The NHS Confederation’s chief executive, Matthew Taylor, told Barclay and the BMA in his letter that health service bosses were worried that the dispute would significantly harm the NHS unless the two sides agreed to engage in meaningful discussions.
“While we await what we hope is inevitable eventual negotiation, our members are questioning how much damage will be caused along the way,” he wrote. “Health leaders want both sides to do everything within their power to find some common ground as soon as possible, and it seems that the current approach is not working here.”
There are no talks ongoing, only increasing public hostility between the sides. In reference to that, Taylor wrote: “Therefore we are now urging you both to invite Acas, the Advisory, Conciliation and Arbitration Service – or another mediation service – to support with negotiations and help to bring this industrial action to a close.

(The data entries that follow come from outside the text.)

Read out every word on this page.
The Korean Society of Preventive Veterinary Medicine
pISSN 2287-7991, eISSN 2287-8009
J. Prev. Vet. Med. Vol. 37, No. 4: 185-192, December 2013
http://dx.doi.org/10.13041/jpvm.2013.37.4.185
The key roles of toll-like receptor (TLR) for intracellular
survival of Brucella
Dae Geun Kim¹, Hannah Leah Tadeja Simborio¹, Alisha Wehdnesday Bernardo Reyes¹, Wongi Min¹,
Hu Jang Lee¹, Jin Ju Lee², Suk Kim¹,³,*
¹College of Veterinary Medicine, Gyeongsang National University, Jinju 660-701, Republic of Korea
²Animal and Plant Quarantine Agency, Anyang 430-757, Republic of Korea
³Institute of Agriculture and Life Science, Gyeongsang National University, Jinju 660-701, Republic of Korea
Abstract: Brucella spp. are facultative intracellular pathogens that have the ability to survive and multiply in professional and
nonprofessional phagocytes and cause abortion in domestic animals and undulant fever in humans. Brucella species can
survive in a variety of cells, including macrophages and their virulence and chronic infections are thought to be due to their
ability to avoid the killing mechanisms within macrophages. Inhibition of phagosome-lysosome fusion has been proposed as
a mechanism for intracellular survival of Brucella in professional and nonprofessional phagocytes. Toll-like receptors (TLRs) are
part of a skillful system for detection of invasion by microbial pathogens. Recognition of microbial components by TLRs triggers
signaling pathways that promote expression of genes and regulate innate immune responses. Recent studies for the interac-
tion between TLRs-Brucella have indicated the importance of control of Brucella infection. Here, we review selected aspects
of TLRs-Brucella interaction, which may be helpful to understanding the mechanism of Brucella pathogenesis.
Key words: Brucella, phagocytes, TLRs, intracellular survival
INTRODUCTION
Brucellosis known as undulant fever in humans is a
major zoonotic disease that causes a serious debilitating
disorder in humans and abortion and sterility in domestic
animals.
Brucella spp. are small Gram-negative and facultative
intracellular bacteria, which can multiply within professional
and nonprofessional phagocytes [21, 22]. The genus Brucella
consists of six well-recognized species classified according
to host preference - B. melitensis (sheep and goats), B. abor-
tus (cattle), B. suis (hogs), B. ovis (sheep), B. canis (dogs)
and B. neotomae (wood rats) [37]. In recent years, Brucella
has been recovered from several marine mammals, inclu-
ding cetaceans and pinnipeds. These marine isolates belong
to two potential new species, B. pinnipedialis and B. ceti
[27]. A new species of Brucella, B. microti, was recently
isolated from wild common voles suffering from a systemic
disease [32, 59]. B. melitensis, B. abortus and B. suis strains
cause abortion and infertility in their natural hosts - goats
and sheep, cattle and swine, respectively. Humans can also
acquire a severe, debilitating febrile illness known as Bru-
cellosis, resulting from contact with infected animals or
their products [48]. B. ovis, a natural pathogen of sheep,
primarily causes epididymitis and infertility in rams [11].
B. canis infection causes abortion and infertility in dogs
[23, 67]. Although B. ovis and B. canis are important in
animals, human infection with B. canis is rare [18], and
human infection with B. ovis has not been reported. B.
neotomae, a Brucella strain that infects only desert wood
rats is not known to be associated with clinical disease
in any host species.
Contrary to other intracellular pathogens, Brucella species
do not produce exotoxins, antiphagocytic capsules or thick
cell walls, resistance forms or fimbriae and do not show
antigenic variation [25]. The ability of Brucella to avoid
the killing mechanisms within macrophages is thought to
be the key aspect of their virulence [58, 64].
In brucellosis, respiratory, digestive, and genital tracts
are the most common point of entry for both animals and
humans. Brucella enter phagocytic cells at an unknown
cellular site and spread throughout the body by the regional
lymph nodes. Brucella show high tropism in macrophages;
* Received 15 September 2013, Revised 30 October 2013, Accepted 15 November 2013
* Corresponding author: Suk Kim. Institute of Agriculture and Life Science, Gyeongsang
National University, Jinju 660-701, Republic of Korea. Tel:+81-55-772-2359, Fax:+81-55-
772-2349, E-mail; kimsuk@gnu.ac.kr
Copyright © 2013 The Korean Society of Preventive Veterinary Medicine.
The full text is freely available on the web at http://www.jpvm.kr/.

“With both sides having seemingly incompatible preconditions for negotiation, we believe this option should be explored as a matter of urgency to help bring both sides to the table and find a way forward.”
The BMA’s leader, Prof Philip Banfield, said that because “the government consistently refuses offers to meet and puts up obstacles to prevent any meaningful talks occurring”, he hoped ministers would drop their preconditions and agree to Acas playing a role.
Despite the BMA’s willingness to compromise, Barclay claims it is insisting on its 35% claim as a precondition for talks to occur. Banfield denied that and accused him of being “seemingly intransigent and inflexible to all our attempts to reach a settlement”.